Object Storage Service (OSS) provides the data indexing feature to allow you to index the metadata of objects. You can specify the metadata of objects as index conditions to query objects. Data indexing helps you better understand and manage data structures and facilitates queries, statistics, and management of objects.

Scenarios

To meet data audit or data supervision requirements, you may need to query specific objects from an Object Storage Service (OSS) bucket in which hundreds of millions of objects are stored. An object contains a large volume of metadata, including the name, ETag value, storage class, size, tags, and last modified time of the object. The data indexing feature allows you to combine simple query conditions and data aggregation methods based on your business requirements to improve query performance.

Usage notes

  • Supported regions

    The data indexing feature is supported only in the China (Hangzhou) and Australia (Sydney) regions.

  • Billing

    During the public preview, you are not charged for metadata management. For more information about billable items of the data indexing feature, see Data indexing fees.

  • Time required for indexing

    When you enable metadata management, OSS creates an index. The time required for creating the index is directly proportional to the number of objects stored in the bucket. That means, the larger the number of objects in the bucket, the longer the time required to create the index.

  • Multipart upload

    If a bucket contains objects that are uploaded by using multipart upload, the query results include only the complete objects combined by calling the CompleteMultipartUpload operation. Parts that are uploaded by multipart upload tasks that have been initiated but are not completed or not canceled are not included in the query results.

Use the OSS console

  1. Log on to the OSS console.
  2. In the left-side navigation pane, click Buckets. On the Buckets page, click the name of the bucket that you want to manage.
  3. In the left-side navigation pane, choose Data Processing and Indexing > Data Indexing.
  4. In the Metadata Management section, enable metadata management.
    The time required for metadata management to take effect varies based on the number of objects in the bucket.
  5. Specify basic conditions to filter objects.
    In the Basic Filtering Conditions section, specify the basic filtering conditions based on your business requirements. The following table describes the basic filtering conditions.
    Filtering condition Description
    Storage Class By default, the following OSS storage classes are selected: Standard, IA, Archive, and Cold Archive. You can also specify the storage class based on your business requirements.
    ACL By default, the following ACLs supported by OSS are selected: Inherited from Bucket, Private, Public Read, and Public Read/Write.

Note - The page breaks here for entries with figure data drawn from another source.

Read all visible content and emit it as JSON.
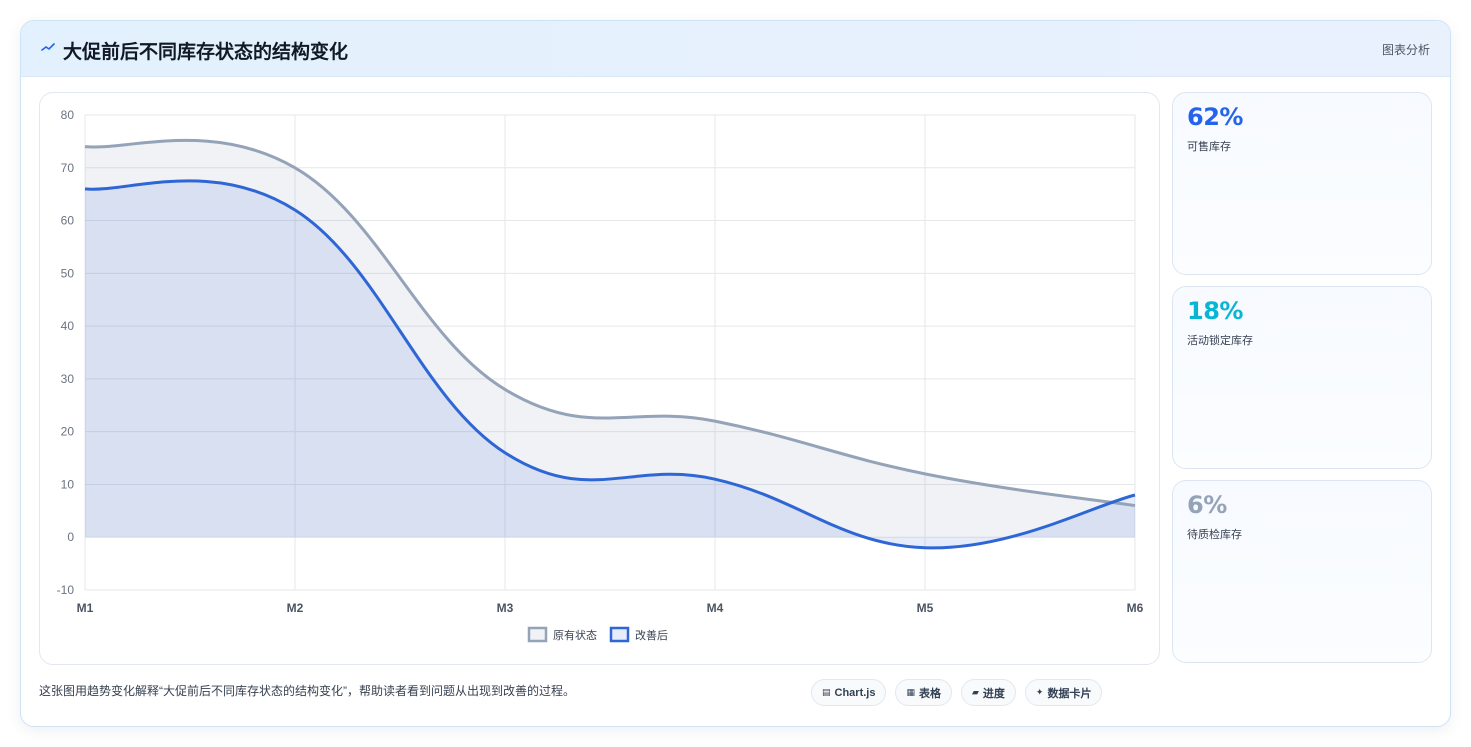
{
  "header": {
    "title": "大促前后不同库存状态的结构变化",
    "right_label": "图表分析",
    "icon": "trend-line-icon"
  },
  "stats": [
    {
      "value": "62%",
      "label": "可售库存",
      "color": "#2563eb"
    },
    {
      "value": "18%",
      "label": "活动锁定库存",
      "color": "#06b6d4"
    },
    {
      "value": "6%",
      "label": "待质检库存",
      "color": "#94a3b8"
    }
  ],
  "footer": {
    "description": "这张图用趋势变化解释“大促前后不同库存状态的结构变化”，帮助读者看到问题从出现到改善的过程。",
    "chips": [
      {
        "icon": "chart-icon",
        "glyph": "▤",
        "label": "Chart.js"
      },
      {
        "icon": "table-icon",
        "glyph": "▦",
        "label": "表格"
      },
      {
        "icon": "progress-icon",
        "glyph": "▰",
        "label": "进度"
      },
      {
        "icon": "card-icon",
        "glyph": "✦",
        "label": "数据卡片"
      }
    ]
  },
  "chart_data": {
    "type": "area",
    "x": [
      "M1",
      "M2",
      "M3",
      "M4",
      "M5",
      "M6"
    ],
    "ylim": [
      -10,
      80
    ],
    "yticks": [
      -10,
      0,
      10,
      20,
      30,
      40,
      50,
      60,
      70,
      80
    ],
    "grid": true,
    "legend_position": "bottom",
    "series": [
      {
        "name": "原有状态",
        "values": [
          74,
          70,
          28,
          22,
          12,
          6
        ],
        "color": "#94a3b8"
      },
      {
        "name": "改善后",
        "values": [
          66,
          62,
          16,
          11,
          -2,
          8
        ],
        "color": "#2f66d6"
      }
    ]
  }
}
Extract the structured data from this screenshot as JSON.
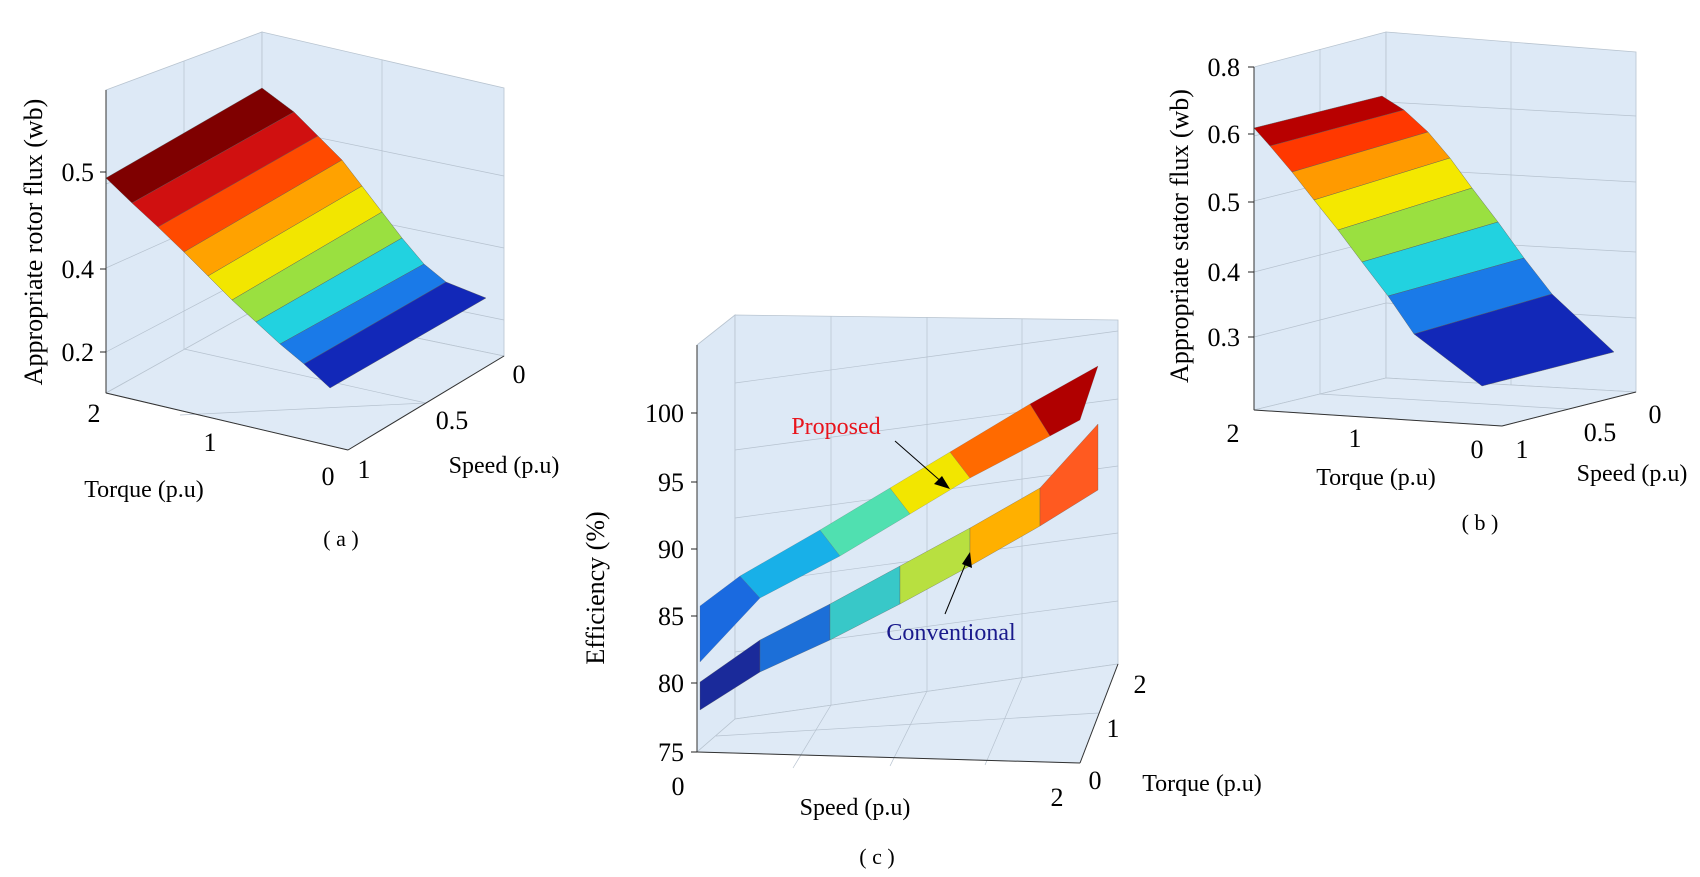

You can also specify the ACL based on your business requirements.
    Object Name You can select Fuzzy Match or Equal To when you specify an object name as a filtering condition. If you want to display the name of an object in the query results, such as exampleobject.txt, you can use one of the following methods to match the object name:
    • Select Equal To and enter the full name of the object. In this example, exampleobject.txt is entered.
    • Select Fuzzy Match and enter the prefix or suffix of the object name. In this example, example or .txt is entered.
      Notice Fuzzy match can match all object names that contain the specified characters. For example, if you enter test next to Fuzzy Match, localfolder/test/.example.jpg and localfolder/test.jpg meet the query condition, and are displayed in the query results.
    Upload Type By default, the following upload types supported by OSS are selected. You can also specify the upload type based on your business requirements.
    • Normal: returns objects uploaded by using simple upload in the query results.
    • Multipart: returns objects uploaded by using multipart upload in the query results.
    • Appendable: returns objects uploaded by using append upload in the query results.
    • Symlink: returns symbolic links.
    Last Modified At You can specify Start Date and End Date for Last Modified At. Start Date and End Date are accurate to seconds.
    Object Size You can select Equal To, Greater Than, Greater Than or Equal To, Less Than, or Less Than or Equal To. The object size is in KB.
    Object Versions You can query only the current versions of objects.
  6. Optional:Specify other conditions to filter objects.
    If you want to sort objects in the query results or use tags to filter objects, click Show more filtering conditions.
    • Specify the order in which you want to sort objects in the query results

      In the Object Sort Order section, select Ascending or Descending to sort the objects by Last Modified At, Object Name, or Object Size.

    • Specify tag-based filtering conditions

      In the Tag-based Filtering Conditions section, specify the ETags or tags that you want to use to filter objects.

      • ETags support only exact match. You can enter multiple ETags. Separate multiple ETags with line feeds.
      • Specify Object Tags by using key-value pairs. The keys and values of object tags are case-sensitive. For more information about object tags, see Object tagging.
    • Specify the methods that you want to use to aggregate object data

      If you want to categorize the query results and collect statistics on each category, you can specify data aggregation methods. For example, you can specify data aggregation methods to collect statistics on the sizes of all objects and obtain the number of distinct storage classes of objects in the query results.